I’m fascinated by the picture and the child walking away– does she not like the portrait, not want to be pictured, want a turn? Who is saying, “Would you like to paint a picture?” and to whom? My imagination leaps to a daycare teacher trying to figure out why the girl is walking away. What’s wrong, sweetie? But my Spriggan giggled and pointed to something I had completely missed in focusing on the conflict: the kid under the easel, reaching into the jar of paint. “The baby is eating paint!” he chuckled. “Baby has bare feet!” Is the little one eating paint or just smearing it around? I don’t know. My toddler has, I’m certain, observed other toddlers eating paint, or trying to. Either way, it’s a vividly real picture, with words and art and inner landscapes, of so many aspects of childhood. It’s an impressive achievement.

I have a bit of a wish list in terms of the future of excellent picture books: ditch attempts at iambic metres unless you’re a poet, know what you’re doing, and have a reason; give me absurdity; plot doesn’t matter; if someone can tell me what the book is “about,” I don’t want to read it; and give me all of your hardest, ugliest, most uncomfortable feelings.

Of course, this is me. This is my wish. These are my thoughts on excellence. I am not, and I never have, thought there is one true way. In fact, I know that after I post this, I’ll have second thoughts about points I made within this piece. I could and will argue with myself. But one thing I know I won’t compromise on is this: kids deserve the very, very best in literature, and there are books that are of the very highest quality. I want to see more books like that, and I want them for the kids of today and tomorrow. I want good books for bad children, as Ursula Nordstrom so wickedly, so beautifully said! And I’d love to see people talk more about what that looks like.

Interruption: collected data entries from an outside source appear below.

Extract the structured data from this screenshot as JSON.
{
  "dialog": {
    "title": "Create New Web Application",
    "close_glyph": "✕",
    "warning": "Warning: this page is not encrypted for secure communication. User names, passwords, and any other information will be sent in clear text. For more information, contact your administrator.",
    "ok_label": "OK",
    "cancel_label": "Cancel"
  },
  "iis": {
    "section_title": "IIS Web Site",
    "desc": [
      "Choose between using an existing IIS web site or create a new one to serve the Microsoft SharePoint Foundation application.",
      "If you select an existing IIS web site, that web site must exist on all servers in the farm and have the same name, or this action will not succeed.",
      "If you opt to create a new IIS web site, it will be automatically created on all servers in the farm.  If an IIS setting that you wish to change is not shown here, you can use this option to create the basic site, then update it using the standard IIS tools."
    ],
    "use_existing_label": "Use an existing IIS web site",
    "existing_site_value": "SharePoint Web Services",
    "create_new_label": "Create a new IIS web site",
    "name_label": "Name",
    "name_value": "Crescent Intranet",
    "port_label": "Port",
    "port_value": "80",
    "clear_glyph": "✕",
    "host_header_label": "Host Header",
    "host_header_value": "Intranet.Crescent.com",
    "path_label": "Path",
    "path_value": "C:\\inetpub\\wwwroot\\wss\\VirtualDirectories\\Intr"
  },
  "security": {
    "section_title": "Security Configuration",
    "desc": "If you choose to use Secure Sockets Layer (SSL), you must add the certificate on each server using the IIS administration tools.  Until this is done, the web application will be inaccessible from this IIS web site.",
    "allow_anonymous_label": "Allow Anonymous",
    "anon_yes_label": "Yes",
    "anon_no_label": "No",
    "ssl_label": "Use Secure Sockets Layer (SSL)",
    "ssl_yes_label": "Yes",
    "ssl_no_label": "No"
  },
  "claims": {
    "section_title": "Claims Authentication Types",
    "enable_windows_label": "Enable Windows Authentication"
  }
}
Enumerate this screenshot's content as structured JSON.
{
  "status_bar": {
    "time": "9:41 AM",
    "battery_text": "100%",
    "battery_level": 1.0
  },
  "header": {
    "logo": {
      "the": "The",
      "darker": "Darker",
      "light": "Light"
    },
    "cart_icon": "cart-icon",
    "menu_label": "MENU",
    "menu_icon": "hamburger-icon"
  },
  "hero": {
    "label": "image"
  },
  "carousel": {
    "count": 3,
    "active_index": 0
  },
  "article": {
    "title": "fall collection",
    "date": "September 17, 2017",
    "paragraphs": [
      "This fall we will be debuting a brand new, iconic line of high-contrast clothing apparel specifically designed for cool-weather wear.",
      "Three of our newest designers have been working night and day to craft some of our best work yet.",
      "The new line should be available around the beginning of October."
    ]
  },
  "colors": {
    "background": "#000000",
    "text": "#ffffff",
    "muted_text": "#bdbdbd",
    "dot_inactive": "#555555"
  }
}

I want to end with Otilla, as I began. She could be a cousin to Ida, I said. What did she run away from? I don’t know, but I think she tumbled backwards out the window, turned around, and ran. And then, in the dark, she picked herself up, and walked into courage, ending up in the light. Which is just what Ida did.

2 thoughts on “Excellent Books

  1. I love “Outside Over There”, but it seemed that not many adults agreed with me. I’ve don’t think I ever read it to a group of children, mainly because I thought adults might object. (a parent once objected to “The Gingerbread Boy” – it gave her child nightmares, but I didn’t stop reading that one) I really like reading books to kids that kids just intuitively get but often adults so not. I remember a book I often used for story time that was like this. Unfortunately I can’t remember the name or author right now, but a child it talking about the difficulties of being small and then tells her mother that she is too big and she makes the mother small. Whenever I read that book there was absolute silence.

    I read the article that you linked to ‘Let the Kids Get Weird. I agree with what the author said about nostalgia books.

    On your recommendation I bought my grandson Jude “The Skull” for Hanukkah. Both he and Ellie loved it. At the end Jude said “that’s a really nice story.”

    Also, Ellie came to visit shortly after I won The Big Tree. picSheked it up and disappeared for a little while to read it and loved it. Thanks for sending it! it’s a great book, but I find it a little too big to easily hold. A small complaint from someone who does most of her reading on a Kobo.